Алексей вышел в сюртуке, но без галстука — чтобы не пугать. Рядом — Ефим и бывший полковой писарь Гаврила, которого Алексей пригласил из Петербурга за пять рублей в месяц (парень был пьяница, но грамотей).

— Мужики, — начал Алексей. — Знаю, вам тяжело. Мюллер драл три шкуры. Теперь будет по-другому.

Из-за спин раздался хриплый голос:

— Как по-другому? Оброк уменьшишь?

Алексей узнал Кузьму Плотникова — мужика с медвежьей силой и языком как бритва.
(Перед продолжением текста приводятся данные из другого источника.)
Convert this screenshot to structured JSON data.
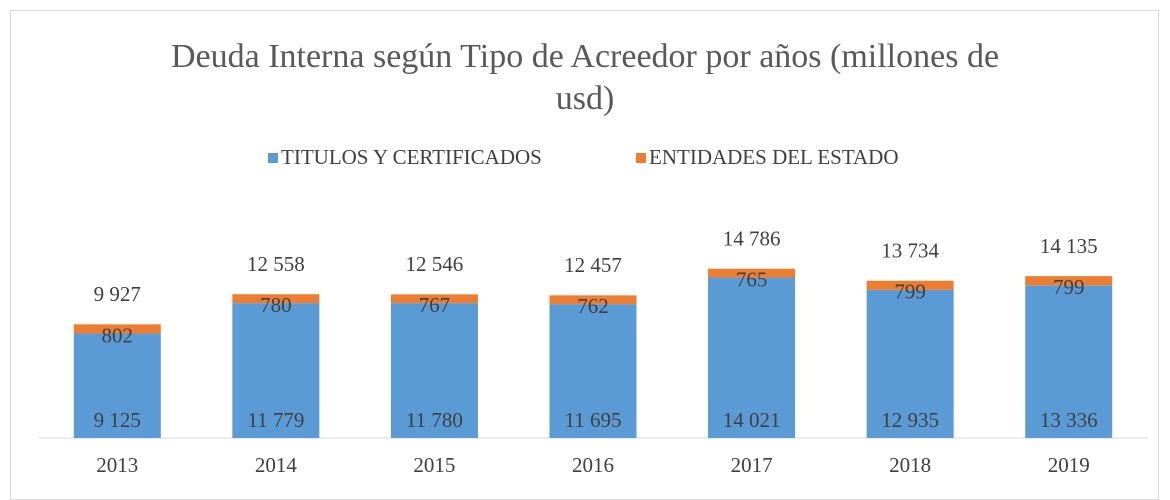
{
  "chart_data": {
    "type": "stacked_bar",
    "title": "Deuda Interna según Tipo de Acreedor por años (millones de usd)",
    "categories": [
      "2013",
      "2014",
      "2015",
      "2016",
      "2017",
      "2018",
      "2019"
    ],
    "series": [
      {
        "name": "TITULOS Y CERTIFICADOS",
        "color": "#5b9bd5",
        "values": [
          9125,
          11779,
          11780,
          11695,
          14021,
          12935,
          13336
        ],
        "value_labels": [
          "9 125",
          "11 779",
          "11 780",
          "11 695",
          "14 021",
          "12 935",
          "13 336"
        ]
      },
      {
        "name": "ENTIDADES DEL ESTADO",
        "color": "#ed7d31",
        "values": [
          802,
          780,
          767,
          762,
          765,
          799,
          799
        ]
      }
    ],
    "totals": [
      9927,
      12558,
      12546,
      12457,
      14786,
      13734,
      14135
    ],
    "total_labels": [
      "9 927",
      "12 558",
      "12 546",
      "12 457",
      "14 786",
      "13 734",
      "14 135"
    ],
    "ylim": [
      0,
      20000
    ],
    "legend": "top"
  }
}
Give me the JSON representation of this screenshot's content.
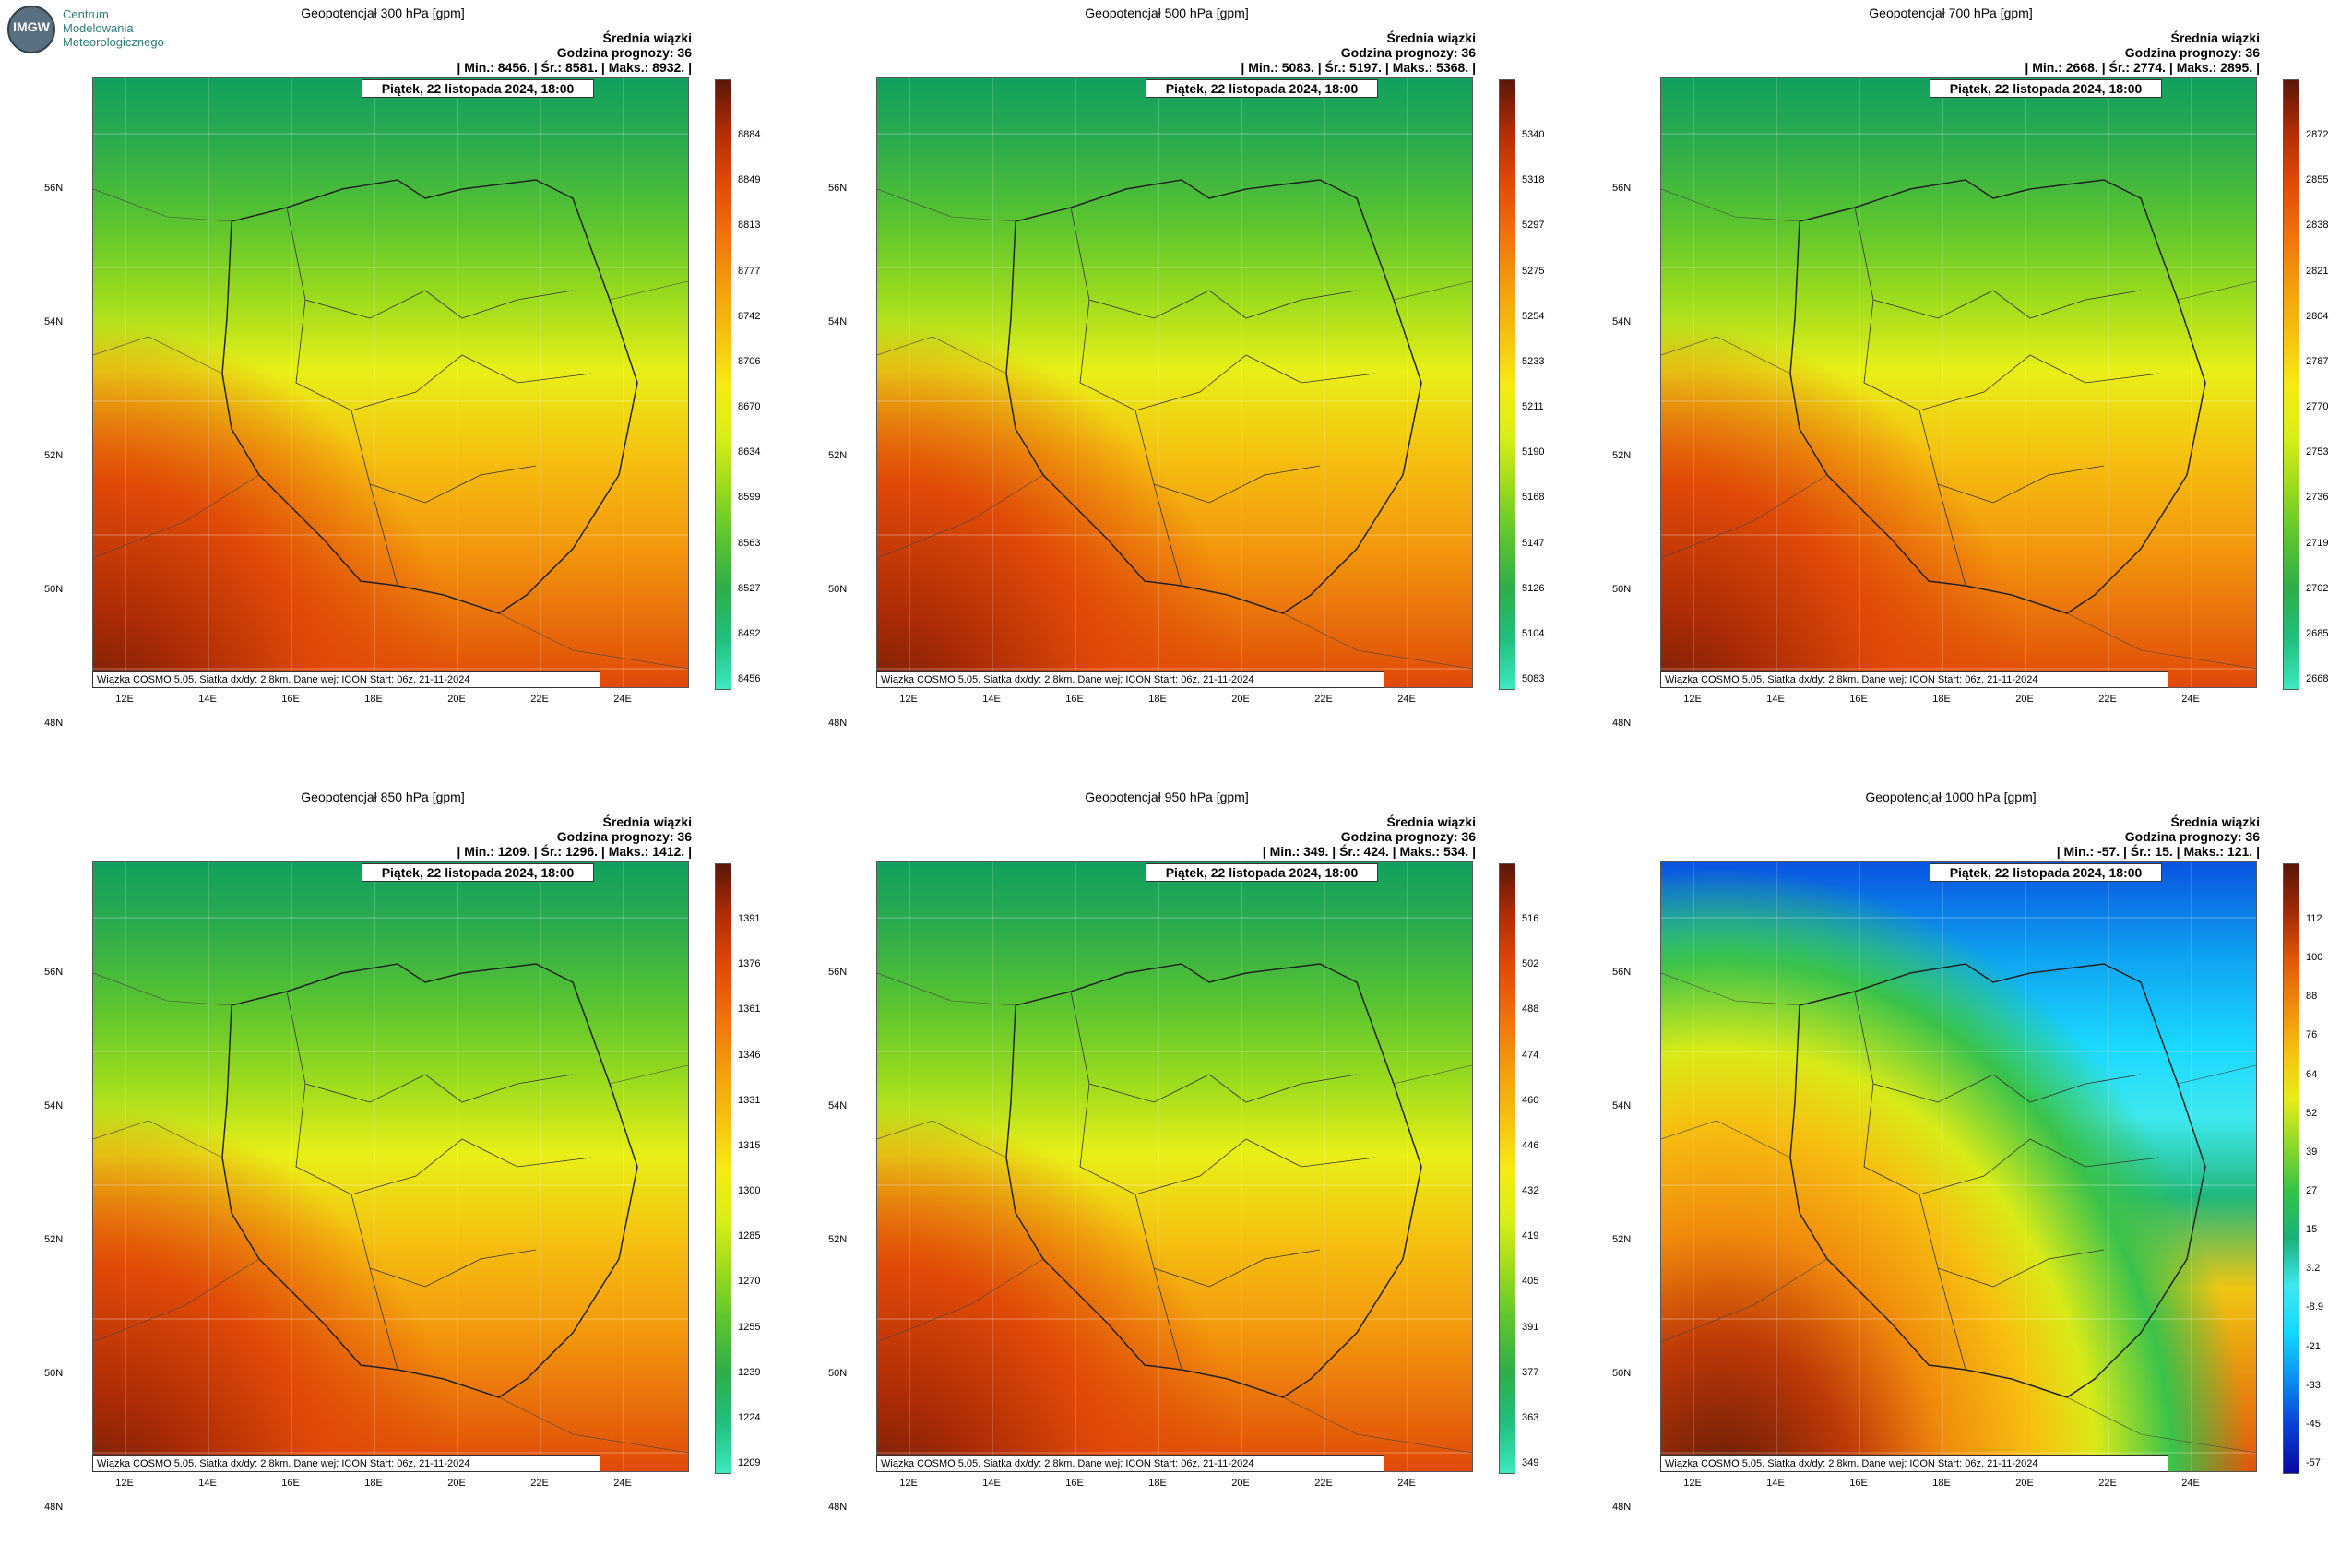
{
  "logo": {
    "line1": "Centrum",
    "line2": "Modelowania",
    "line3": "Meteorologicznego",
    "abbr": "IMGW"
  },
  "common": {
    "title_right": "Średnia wiązki",
    "forecast_hour": "Godzina prognozy: 36",
    "date": "Piątek, 22 listopada 2024, 18:00",
    "footer": "Wiązka COSMO 5.05. Siatka dx/dy: 2.8km. Dane wej: ICON Start: 06z, 21-11-2024",
    "lat_labels": [
      "56N",
      "54N",
      "52N",
      "50N",
      "48N"
    ],
    "lon_labels": [
      "12E",
      "14E",
      "16E",
      "18E",
      "20E",
      "22E",
      "24E"
    ]
  },
  "panels": [
    {
      "title": "Geopotencjał 300 hPa [gpm]",
      "stats": "| Min.:   8456. | Śr.:   8581. | Maks.:   8932. |",
      "ticks": [
        "8884",
        "8849",
        "8813",
        "8777",
        "8742",
        "8706",
        "8670",
        "8634",
        "8599",
        "8563",
        "8527",
        "8492",
        "8456"
      ],
      "palette": "warm"
    },
    {
      "title": "Geopotencjał 500 hPa [gpm]",
      "stats": "| Min.:   5083. | Śr.:   5197. | Maks.:   5368. |",
      "ticks": [
        "5340",
        "5318",
        "5297",
        "5275",
        "5254",
        "5233",
        "5211",
        "5190",
        "5168",
        "5147",
        "5126",
        "5104",
        "5083"
      ],
      "palette": "warm"
    },
    {
      "title": "Geopotencjał 700 hPa [gpm]",
      "stats": "| Min.:   2668. | Śr.:   2774. | Maks.:   2895. |",
      "ticks": [
        "2872",
        "2855",
        "2838",
        "2821",
        "2804",
        "2787",
        "2770",
        "2753",
        "2736",
        "2719",
        "2702",
        "2685",
        "2668"
      ],
      "palette": "warm"
    },
    {
      "title": "Geopotencjał 850 hPa [gpm]",
      "stats": "| Min.:   1209. | Śr.:   1296. | Maks.:   1412. |",
      "ticks": [
        "1391",
        "1376",
        "1361",
        "1346",
        "1331",
        "1315",
        "1300",
        "1285",
        "1270",
        "1255",
        "1239",
        "1224",
        "1209"
      ],
      "palette": "warm"
    },
    {
      "title": "Geopotencjał 950 hPa [gpm]",
      "stats": "| Min.:   349. | Śr.:   424. | Maks.:   534. |",
      "ticks": [
        "516",
        "502",
        "488",
        "474",
        "460",
        "446",
        "432",
        "419",
        "405",
        "391",
        "377",
        "363",
        "349"
      ],
      "palette": "warm"
    },
    {
      "title": "Geopotencjał 1000 hPa [gpm]",
      "stats": "| Min.:   -57. | Śr.:   15. | Maks.:   121. |",
      "ticks": [
        "112",
        "100",
        "88",
        "76",
        "64",
        "52",
        "39",
        "27",
        "15",
        "3.2",
        "-8.9",
        "-21",
        "-33",
        "-45",
        "-57"
      ],
      "palette": "cold"
    }
  ]
}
Тот был старостой при отце, но Мюллер его снял.

— Оброк не уменьшу, — сказал Алексей. — Но сделаю так, что у вас будет больше хлеба. Слушайте.

И он начал объяснять четырехпольный севооборот. Вместо старой русской трешки («пар—озимь—яровое») он предлагал: пар, озимь, яровое, пары для трав (клевер, люцерна). Мужики молчали. Потом Кузьма, подумав, сплюнул:

— Барин, это по-немецки? Эдак мы без хлеба останемся.

— Это по-научному, — ответил Алексей. — В Англии так уже двадцать лет сеют. Урожайность выше вдвое.

— Так мы не в Англии.

— А вы попробуйте. На одном поле. Моим риском. Если хуже будет — снесу я вам этот севооборот. Если лучше — поделим прибыль.

Алексей знал: крестьяне не верят словам. Они верят фактам. Поэтому он заранее договорился с тремя дворами (вдовы Марфы, бобыля Ивана и молодого Петра) — они согласились на эксперимент за плату вперёд. Остальные смотрели с недоверием, но без бунта.

(Историческая справка: первый в России четырехпольный севооборот был введён в имениях графа Шереметева в 1840-х, но крестьяне сопротивлялись десятилетиями. Воронов шёл на риск, но он был оправдан: через год его поля дали урожай на треть выше соседских.)